Where is Air Seychelles Heading?

This newspaper has finally obtained a copy of the “super secret” report made by the Chairman of Air Seychelles, Captain David Savy for the year ending 31st March 2005, exactly one year ago today. The report contains the audited financial statement and other information which makes interesting reading.

The intrigue we had to go through to obtain a copy of Captain Savy's report is a story in itself which will be told at a later date. Suffice to say that it included a clandestine trip to Dubai, replete with secret codes and drop zones worthy of the recent British Secret Service supposed escapades in Moscow. It appears that less than 1% of the staff of Air Seychelles has seen the report.
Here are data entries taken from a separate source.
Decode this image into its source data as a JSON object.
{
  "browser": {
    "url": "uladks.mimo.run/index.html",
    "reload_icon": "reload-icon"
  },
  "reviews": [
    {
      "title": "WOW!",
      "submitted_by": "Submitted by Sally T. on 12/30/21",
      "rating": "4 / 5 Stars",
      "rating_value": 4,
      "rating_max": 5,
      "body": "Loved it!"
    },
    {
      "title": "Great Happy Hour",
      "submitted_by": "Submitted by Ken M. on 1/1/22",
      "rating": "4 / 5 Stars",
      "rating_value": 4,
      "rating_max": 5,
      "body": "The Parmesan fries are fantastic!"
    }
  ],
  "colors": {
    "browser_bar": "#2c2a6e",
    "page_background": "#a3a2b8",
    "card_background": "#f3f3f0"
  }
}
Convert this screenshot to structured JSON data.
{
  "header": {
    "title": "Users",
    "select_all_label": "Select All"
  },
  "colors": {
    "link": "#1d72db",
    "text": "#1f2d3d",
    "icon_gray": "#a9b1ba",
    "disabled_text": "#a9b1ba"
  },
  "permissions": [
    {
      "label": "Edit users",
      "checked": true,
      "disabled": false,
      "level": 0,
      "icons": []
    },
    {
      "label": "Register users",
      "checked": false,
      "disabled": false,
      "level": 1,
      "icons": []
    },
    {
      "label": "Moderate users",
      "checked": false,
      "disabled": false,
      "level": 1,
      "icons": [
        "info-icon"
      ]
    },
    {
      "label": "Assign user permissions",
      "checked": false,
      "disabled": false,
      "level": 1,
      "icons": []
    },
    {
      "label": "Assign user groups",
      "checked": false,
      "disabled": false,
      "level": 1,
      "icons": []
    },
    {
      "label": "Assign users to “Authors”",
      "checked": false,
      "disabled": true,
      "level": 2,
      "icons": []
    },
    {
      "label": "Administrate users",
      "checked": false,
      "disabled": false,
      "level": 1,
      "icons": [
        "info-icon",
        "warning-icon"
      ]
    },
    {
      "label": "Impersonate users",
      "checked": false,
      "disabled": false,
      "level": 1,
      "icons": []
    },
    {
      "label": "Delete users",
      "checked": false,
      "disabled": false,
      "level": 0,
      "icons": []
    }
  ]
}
The report, our readers would be enthused to know, is contained in a glossy book printed in Dubai. It appears that while the Seychelles Civil Aviation Authority was given a dummy copy, according to our information, as far back as November 2005, we the general public who legally owns the airline had to make do with snippets of information provided by Captain David Savy to the government owned media.

As things stands, we will not know anything about the financial affairs of the state owned airline for the year ending March 31, 2006 until probably in November when Captain Savy will appear once again on television to give us bits and pieces of selective information. For whatever it is worth, we await any snippets of information with bated breath until the glossy copy could be secretly ferreted out sometime in March 2007.

The report revealed that, while the airline made an operating profit of € 305,000 after tax, it also wrote off € 793,000 of bad debts. But Air Seychelles has caused total confusion by reporting their financial statements in Euro rather than our national currency, the rupee. As a result it makes comparison with the previous year very difficult. But the move is evidence, if evidence is needed, that our currency is no longer worth anything in the international arena.

According to the report, Air Seychelles carried 496,812 passengers during the year under review. When compared to the net operating profit, each bum carried by the airline generated only € 0.64 or SR R4.61 of profit for the airline. According to the report, by 2007 Air Seychelles can choose to buy the Boeing 767 aircraft from the US leasing company. For that it will have to find € 46m in the form of balloon payment. At that rate of profit making, it will never be able to exercise that option.

Interestingly enough, € 46m is SR 331m using Air Seychelles' own internal currency conversion rate. 10 times that amount of money which is sitting in commercial banks have been loaned by the banks to the government. And our Ministry of Finance has claimed that our government made a surplus of over SR 300m at the end of 2005. If only our currency was convertible, all those depositors could have used their rupees to buy a stake in a state of the art Boeing  767 and earn the fees in US dollars which will be paid by Air Seychelles to the American leasing company until 2011.

But the most interesting information glimpsed from the glossy copy we have obtained is the salary increase Captain Savy has paid himself during the financial year covered by the report. Captain Savy paid himself the princely sum of SR 445,000 as an annual salary, for the privilege of providing our national airline with his commercial acumen, experience and management skills. This salary matches that of the expatriate MD of Seychelles Breweries and the expatriate CEO of Cable and Wireless. Mr. Savy's salary was almost twice as much as that of the President of the Republic.

But most interestingly during the year in review, Captain Savy paid himself a salary increase of SR28, 000 over the previous financial year. SR 28,000 is equivalent to employing a fish cleaner at IOT or two home-carers for a year. The average wage in Seychelles during 2005 was SR 3,300. The year before he paid himself a salary increase SR18, 000. The report does not say why Captain Savy needed to get a wage rise.

But Captain Savy is not the only one connected with the management of the Airline who got a hefty salary increase last year. The other six members of the company's Board of Directors saw their annual fees rise from SR 1,000 to SR 7,200 per person. Five of the six Board members of the airline were civil servants, which included the Governor of the Central Bank, who was also the Principal Secretary of the Ministry of Finance until January this year.

Our national airline and flag carrier, like our country, is operating on a shoe string. Like our country, our airline is steeped in debt to foreigners. But unlike our country it can give back the two long haul aircraft to settle most of its debt.